What’s It Like to Be in a Women Only Space

Today, I had the immense privilege to attend the Texas Conference for Women. I walked into an arena normally used for concerts and basketball that, instead today, was filled with thousands upon thousands of women in power suits. To say it was jarring was putting it mildly.

For a very long time in my career, I was the only woman in the room. Every room I walked into was filled with male eyes, laughter, and judgement. Here I was, a woman with a bilingual Master’s degree in International Business Development being mistaken for a secretary, objectified, asked to make coffee, and told that women shouldn’t wear pants. I was the only woman in the room while working on projects to expand access to breast cancer screenings. All of it was appalling but perhaps worst of all, I once heard one man introduce another as ‘the foremost expert on tits.’ These were the people who were supposed to be champions of women’s health.

But today was not that.

Today, I wasn’t scared about being touched inappropriately. I wasn’t worried my pantsuit was inappropriate. I wasn’t worried about not being taken seriously. I wasn’t worried about being mistaken for anyone other than who I was - a solopreneur speaking with authority.
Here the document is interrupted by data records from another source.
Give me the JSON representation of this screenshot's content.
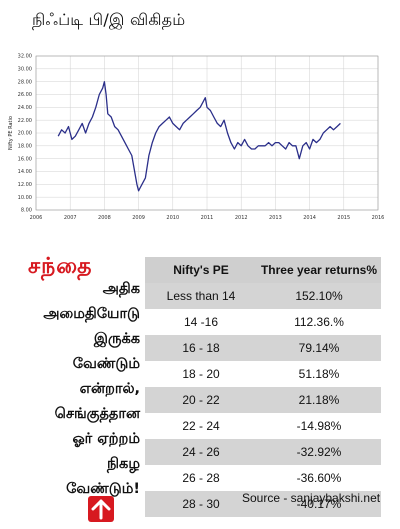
{
  "title": "நிஃப்டி பி/இ விகிதம்",
  "chart_data": {
    "type": "line",
    "ylabel": "Nifty PE Ratio",
    "xlim": [
      2006,
      2016
    ],
    "ylim": [
      8.0,
      32.0
    ],
    "x_ticks": [
      "2006",
      "2007",
      "2008",
      "2009",
      "2010",
      "2011",
      "2012",
      "2013",
      "2014",
      "2015",
      "2016"
    ],
    "y_ticks": [
      "8.00",
      "10.00",
      "12.00",
      "14.00",
      "16.00",
      "18.00",
      "20.00",
      "22.00",
      "24.00",
      "26.00",
      "28.00",
      "30.00",
      "32.00"
    ],
    "line_color": "#2b2f8a",
    "grid": true,
    "series": [
      {
        "x": [
          2006.65,
          2006.75,
          2006.85,
          2006.95,
          2007.05,
          2007.15,
          2007.25,
          2007.35,
          2007.45,
          2007.55,
          2007.65,
          2007.75,
          2007.85,
          2007.95,
          2008.0,
          2008.05,
          2008.1,
          2008.2,
          2008.3,
          2008.4,
          2008.5,
          2008.6,
          2008.7,
          2008.8,
          2008.85,
          2008.9,
          2008.95,
          2009.0,
          2009.05,
          2009.1,
          2009.2,
          2009.3,
          2009.4,
          2009.5,
          2009.6,
          2009.7,
          2009.8,
          2009.9,
          2010.0,
          2010.1,
          2010.2,
          2010.3,
          2010.4,
          2010.5,
          2010.6,
          2010.7,
          2010.8,
          2010.9,
          2010.95,
          2011.0,
          2011.1,
          2011.2,
          2011.3,
          2011.4,
          2011.5,
          2011.6,
          2011.7,
          2011.8,
          2011.9,
          2012.0,
          2012.1,
          2012.2,
          2012.3,
          2012.4,
          2012.5,
          2012.6,
          2012.7,
          2012.8,
          2012.9,
          2013.0,
          2013.1,
          2013.2,
          2013.3,
          2013.4,
          2013.5,
          2013.6,
          2013.7,
          2013.8,
          2013.9,
          2014.0,
          2014.1,
          2014.2,
          2014.3,
          2014.4,
          2014.5,
          2014.6,
          2014.7,
          2014.8,
          2014.9
        ],
        "y": [
          19.5,
          20.5,
          20.0,
          21.0,
          19.0,
          19.5,
          20.5,
          21.5,
          20.0,
          21.5,
          22.5,
          24.0,
          26.0,
          27.0,
          28.0,
          26.0,
          23.0,
          22.5,
          21.0,
          20.5,
          19.5,
          18.5,
          17.5,
          16.5,
          15.0,
          13.5,
          12.0,
          11.0,
          11.5,
          12.0,
          13.0,
          16.5,
          18.5,
          20.0,
          21.0,
          21.5,
          22.0,
          22.5,
          21.5,
          21.0,
          20.5,
          21.5,
          22.0,
          22.5,
          23.0,
          23.5,
          24.0,
          25.0,
          25.5,
          24.0,
          23.5,
          22.5,
          21.5,
          21.0,
          22.0,
          20.0,
          18.5,
          17.5,
          18.5,
          18.0,
          19.0,
          18.0,
          17.5,
          17.5,
          18.0,
          18.0,
          18.0,
          18.5,
          18.0,
          18.5,
          18.5,
          18.0,
          17.5,
          18.5,
          18.0,
          18.0,
          16.0,
          18.0,
          18.5,
          17.5,
          19.0,
          18.5,
          19.0,
          20.0,
          20.5,
          21.0,
          20.5,
          21.0,
          21.5
        ]
      }
    ]
  },
  "left_heading": "சந்தை",
  "left_paragraph": [
    "அதிக",
    "அமைதியோடு",
    "இருக்க",
    "வேண்டும்",
    "என்றால்,",
    "செங்குத்தான",
    "ஓர் ஏற்றம்",
    "நிகழ",
    "வேண்டும்!"
  ],
  "table": {
    "headers": [
      "Nifty's PE",
      "Three year returns%"
    ],
    "rows": [
      [
        "Less than 14",
        "152.10%"
      ],
      [
        "14 -16",
        "112.36.%"
      ],
      [
        "16 - 18",
        "79.14%"
      ],
      [
        "18 - 20",
        "51.18%"
      ],
      [
        "20 - 22",
        "21.18%"
      ],
      [
        "22 - 24",
        "-14.98%"
      ],
      [
        "24 - 26",
        "-32.92%"
      ],
      [
        "26 - 28",
        "-36.60%"
      ],
      [
        "28 - 30",
        "-40.17%"
      ]
    ]
  },
  "source": "Source - sanjaybakshi.net",
  "arrow_icon": "up-arrow-icon",
  "accent_color": "#d71920"
}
I was taken seriously and seen as someone with something to offer, not someone to demean.

When I left my corporate career this is all I ever wanted. I just wanted to be with women, among women, lifting each other up, connecting, empowering, seeing one another, and being seen.

At first, quite honestly, the huge crowds of people who all seemed to be there in large groups were intimidating. Being in a woman only space has its own dynamic. I definitely felt an air of cliquishness. Everyone seemed to be in established groups, established friendships, established spaces, and there didn’t feel like a great deal of opening for an outsider. I’m not sure if this was my own insecurity speaking or the actual energy of the space. I also felt an air of competition. These women are all high achievers looking to level up. It did not feel like the most collaborative space I’ve ever been in.
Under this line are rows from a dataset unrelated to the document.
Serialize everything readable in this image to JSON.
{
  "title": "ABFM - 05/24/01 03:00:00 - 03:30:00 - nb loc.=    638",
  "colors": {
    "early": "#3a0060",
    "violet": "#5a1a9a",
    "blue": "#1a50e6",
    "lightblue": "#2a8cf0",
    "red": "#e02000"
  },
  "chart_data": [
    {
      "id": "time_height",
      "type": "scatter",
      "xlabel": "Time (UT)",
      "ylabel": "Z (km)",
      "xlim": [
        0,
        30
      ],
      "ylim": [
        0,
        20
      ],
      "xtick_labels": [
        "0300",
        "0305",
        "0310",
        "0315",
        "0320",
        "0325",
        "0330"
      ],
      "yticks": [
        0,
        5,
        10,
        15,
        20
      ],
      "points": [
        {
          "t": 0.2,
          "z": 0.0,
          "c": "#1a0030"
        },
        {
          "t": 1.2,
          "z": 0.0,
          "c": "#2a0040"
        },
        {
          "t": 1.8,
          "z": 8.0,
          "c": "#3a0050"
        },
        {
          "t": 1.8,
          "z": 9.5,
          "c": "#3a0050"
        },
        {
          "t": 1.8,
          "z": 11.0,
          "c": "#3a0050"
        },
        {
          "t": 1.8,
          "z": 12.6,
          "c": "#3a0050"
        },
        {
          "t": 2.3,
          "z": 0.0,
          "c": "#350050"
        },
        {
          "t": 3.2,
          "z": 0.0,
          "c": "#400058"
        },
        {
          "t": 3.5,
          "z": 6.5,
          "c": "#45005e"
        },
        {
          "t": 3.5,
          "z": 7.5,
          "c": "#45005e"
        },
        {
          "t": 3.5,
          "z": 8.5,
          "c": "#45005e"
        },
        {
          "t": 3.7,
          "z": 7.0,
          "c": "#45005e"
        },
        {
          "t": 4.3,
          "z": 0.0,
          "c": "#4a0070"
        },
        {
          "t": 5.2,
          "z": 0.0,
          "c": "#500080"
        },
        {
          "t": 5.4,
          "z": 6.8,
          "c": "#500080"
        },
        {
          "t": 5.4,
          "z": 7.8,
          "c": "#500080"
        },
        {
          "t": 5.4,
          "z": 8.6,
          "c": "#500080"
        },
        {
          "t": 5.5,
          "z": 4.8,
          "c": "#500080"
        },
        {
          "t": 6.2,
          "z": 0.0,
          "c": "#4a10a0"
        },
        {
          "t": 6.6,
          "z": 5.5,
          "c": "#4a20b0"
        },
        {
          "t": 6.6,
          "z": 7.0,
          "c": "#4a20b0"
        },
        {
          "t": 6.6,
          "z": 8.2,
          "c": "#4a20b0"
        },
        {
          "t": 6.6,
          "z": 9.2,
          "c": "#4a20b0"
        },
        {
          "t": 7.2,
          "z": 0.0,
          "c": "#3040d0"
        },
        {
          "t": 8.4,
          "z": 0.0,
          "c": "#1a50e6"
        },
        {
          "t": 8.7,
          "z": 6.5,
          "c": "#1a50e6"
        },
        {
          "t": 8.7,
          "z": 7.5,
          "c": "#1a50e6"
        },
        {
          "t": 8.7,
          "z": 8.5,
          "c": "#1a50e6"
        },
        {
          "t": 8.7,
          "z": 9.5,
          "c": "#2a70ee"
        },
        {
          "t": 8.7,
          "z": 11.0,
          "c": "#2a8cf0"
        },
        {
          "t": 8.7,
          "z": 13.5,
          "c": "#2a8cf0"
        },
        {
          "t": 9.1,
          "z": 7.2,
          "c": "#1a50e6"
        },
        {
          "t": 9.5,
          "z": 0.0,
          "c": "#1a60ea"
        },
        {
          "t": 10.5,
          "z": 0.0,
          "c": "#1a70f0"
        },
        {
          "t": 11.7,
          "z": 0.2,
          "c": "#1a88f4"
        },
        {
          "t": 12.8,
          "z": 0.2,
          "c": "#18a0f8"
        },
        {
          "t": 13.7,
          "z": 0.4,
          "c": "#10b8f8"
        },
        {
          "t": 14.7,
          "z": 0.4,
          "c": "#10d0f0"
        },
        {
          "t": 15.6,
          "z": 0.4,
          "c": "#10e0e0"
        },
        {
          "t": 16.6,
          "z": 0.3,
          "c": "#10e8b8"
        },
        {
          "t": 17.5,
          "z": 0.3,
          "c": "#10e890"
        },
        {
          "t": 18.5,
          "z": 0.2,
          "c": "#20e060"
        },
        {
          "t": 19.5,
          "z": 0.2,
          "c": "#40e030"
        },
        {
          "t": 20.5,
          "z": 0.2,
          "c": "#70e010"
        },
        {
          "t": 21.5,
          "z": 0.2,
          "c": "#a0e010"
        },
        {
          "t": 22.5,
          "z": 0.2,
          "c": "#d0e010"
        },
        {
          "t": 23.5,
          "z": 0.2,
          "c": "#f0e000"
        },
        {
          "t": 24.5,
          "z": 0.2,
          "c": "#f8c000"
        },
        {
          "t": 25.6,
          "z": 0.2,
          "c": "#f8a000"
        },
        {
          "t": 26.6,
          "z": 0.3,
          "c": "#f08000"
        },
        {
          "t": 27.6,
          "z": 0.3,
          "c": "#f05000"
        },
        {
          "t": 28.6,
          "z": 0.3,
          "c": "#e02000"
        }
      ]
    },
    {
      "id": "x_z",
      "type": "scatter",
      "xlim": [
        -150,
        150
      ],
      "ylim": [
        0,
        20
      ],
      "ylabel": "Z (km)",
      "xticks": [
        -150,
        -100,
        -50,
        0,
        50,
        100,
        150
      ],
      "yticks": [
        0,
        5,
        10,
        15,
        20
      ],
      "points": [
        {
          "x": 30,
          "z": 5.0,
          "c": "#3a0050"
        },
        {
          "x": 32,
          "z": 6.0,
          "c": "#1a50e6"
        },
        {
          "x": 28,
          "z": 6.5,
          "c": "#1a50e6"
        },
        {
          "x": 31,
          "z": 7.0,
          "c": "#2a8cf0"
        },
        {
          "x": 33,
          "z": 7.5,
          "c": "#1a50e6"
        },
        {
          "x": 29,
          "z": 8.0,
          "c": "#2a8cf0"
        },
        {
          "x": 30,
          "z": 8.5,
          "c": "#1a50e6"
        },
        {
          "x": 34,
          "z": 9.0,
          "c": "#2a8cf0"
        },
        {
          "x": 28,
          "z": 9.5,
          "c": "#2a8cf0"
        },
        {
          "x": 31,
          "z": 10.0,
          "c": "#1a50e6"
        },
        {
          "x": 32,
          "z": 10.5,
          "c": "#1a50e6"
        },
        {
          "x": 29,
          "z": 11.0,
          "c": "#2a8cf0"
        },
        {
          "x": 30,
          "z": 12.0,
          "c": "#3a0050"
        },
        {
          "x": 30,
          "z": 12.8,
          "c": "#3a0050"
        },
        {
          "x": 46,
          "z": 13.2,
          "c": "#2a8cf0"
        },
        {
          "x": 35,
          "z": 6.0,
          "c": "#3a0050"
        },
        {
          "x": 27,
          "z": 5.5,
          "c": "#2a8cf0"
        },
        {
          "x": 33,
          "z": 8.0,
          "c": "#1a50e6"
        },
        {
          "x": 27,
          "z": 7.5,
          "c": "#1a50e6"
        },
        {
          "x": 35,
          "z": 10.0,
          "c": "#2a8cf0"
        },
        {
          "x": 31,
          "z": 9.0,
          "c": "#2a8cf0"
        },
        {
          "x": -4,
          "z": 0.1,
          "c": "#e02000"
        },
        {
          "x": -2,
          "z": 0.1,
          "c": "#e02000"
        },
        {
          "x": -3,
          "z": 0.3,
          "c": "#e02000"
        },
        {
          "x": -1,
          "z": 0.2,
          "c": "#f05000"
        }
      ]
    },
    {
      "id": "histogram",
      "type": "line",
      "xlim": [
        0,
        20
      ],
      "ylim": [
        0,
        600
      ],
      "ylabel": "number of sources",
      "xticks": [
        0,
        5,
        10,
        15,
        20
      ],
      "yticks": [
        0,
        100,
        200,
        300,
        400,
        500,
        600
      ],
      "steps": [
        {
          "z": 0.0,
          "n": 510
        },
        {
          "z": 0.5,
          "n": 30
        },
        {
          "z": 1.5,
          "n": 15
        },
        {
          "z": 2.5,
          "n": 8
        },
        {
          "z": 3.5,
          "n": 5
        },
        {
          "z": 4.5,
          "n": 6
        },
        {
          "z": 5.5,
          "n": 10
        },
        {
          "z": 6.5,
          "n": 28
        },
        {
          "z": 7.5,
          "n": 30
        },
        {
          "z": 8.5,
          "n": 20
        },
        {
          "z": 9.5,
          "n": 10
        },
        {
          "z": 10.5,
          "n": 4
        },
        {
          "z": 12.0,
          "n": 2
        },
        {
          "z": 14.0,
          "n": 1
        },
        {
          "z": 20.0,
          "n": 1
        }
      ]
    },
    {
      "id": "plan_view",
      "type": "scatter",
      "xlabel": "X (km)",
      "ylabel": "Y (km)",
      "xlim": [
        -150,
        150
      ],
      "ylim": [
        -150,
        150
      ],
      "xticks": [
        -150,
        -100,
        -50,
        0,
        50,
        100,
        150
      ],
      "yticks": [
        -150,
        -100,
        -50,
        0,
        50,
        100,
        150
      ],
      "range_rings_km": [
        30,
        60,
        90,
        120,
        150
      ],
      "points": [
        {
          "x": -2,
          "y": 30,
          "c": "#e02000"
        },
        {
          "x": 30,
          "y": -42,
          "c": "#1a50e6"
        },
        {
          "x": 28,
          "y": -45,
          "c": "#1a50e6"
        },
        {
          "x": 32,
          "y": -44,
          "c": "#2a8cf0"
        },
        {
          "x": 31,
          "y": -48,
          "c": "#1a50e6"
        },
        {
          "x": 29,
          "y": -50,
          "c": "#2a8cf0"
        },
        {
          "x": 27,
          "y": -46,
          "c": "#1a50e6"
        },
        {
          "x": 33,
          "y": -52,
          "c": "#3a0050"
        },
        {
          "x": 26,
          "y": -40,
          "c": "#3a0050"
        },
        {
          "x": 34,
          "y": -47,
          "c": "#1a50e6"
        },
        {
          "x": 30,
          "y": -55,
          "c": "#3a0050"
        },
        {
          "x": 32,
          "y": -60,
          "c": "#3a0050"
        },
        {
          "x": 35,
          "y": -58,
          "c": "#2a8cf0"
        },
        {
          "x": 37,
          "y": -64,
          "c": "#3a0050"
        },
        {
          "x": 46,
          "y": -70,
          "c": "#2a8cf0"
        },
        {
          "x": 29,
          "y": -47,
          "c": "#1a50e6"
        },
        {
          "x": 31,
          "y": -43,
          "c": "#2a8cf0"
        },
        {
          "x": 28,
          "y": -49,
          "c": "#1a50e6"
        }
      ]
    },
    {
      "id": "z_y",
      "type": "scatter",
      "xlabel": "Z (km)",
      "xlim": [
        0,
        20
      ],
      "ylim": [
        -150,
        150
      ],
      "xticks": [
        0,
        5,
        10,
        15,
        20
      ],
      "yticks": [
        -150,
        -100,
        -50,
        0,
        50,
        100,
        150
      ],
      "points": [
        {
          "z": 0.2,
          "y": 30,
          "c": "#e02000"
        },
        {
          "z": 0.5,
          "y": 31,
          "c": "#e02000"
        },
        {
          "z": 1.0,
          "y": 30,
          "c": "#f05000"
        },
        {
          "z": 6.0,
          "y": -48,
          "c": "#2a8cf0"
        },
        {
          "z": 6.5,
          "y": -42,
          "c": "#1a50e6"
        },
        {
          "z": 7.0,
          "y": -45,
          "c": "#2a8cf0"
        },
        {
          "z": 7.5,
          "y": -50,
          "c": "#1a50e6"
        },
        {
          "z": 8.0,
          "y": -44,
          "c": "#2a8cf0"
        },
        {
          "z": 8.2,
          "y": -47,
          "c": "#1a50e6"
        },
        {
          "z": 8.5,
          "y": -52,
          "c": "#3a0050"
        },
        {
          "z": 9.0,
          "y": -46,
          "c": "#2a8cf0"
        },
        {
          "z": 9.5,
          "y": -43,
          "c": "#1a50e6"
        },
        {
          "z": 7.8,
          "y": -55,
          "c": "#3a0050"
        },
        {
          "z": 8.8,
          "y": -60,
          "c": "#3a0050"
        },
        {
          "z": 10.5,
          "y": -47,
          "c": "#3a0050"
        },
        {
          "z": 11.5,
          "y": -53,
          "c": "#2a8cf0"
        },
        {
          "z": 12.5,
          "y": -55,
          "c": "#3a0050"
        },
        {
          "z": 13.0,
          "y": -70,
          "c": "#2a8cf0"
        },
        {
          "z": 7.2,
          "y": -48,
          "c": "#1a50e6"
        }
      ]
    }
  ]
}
I signed up for the conference for a reason. I want to expand my small circle. I want to be among women leaders and professionals. I want to connect and talk and learn how we can help each other. Lift as we climb and all rise together. That wasn’t exactly the environment that I found myself in. It seemed like most women had received a ticket from their job, were there to bond with their coworkers, and to enjoy the talks.
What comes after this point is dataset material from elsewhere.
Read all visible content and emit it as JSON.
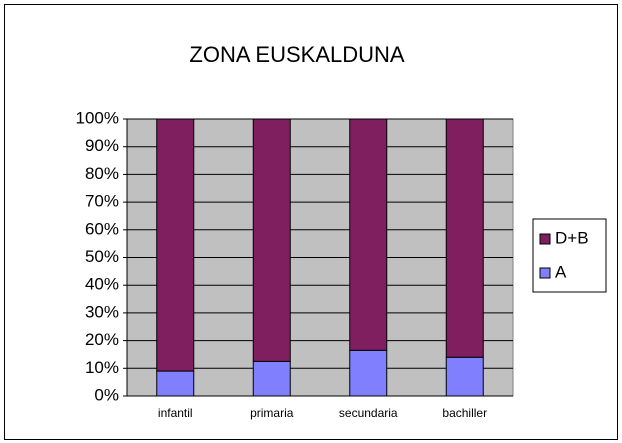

Moreover, I’m an introvert at heart. I am happiest working from home with my dog in her bed at my feet or connecting in small groups. How could I possibly overcome everything that was happening in the arena and inside me to achieve my goal of connection?

I knew that if I missed this opportunity to connect with these women I would regret it. After all, they were at the conference to connect with people, too, weren’t they? They were at the conference looking for the same things I was. I knew I had to be brave for the version of me years ago that was trapped in that male dominated corporate job.

So I did it. During the breaks, I grabbed a copy of each of my books and began approaching small clusters of women. I asked for a moment of their time. The reception was overwhelmingly positive. Not for a moment did I experience any judgement or rejection.

Those conversations weren’t easy, but they were good. It took everything in me to walk up to complete strangers, hand them my books, and say look at me. Listen to me. I am worth listening to. And I was received with kindness, openness, and curiosity. It felt scary to be received in that way.

One of the things that I found listening to the speakers was that success requires a little audacity.

In the male-dominated corporate world I came from, I was used to being invisible. It felt safer and easier to be invisible. Please don’t look at me as I kick ass at my job. I am just going to be over here being amazing and I don’t want to be perceived. I don’t want credit or attention. I am an invisible power house. Or I was. One of the things I am realizing is that I deserve better. I deserve more.

Today I practiced asking for more.

But the best moment of the day actually came from outside the arena. On the way back to the car, I ended up walking next to another woman parked in the same garage. She was also a solopreneur, author, and was decompressing after having worked all day at the conference. We got to have a real conversation about our experiences of the conference and trade some notes as authors. Walking out of the conference, I feel like I found exactly what I came for.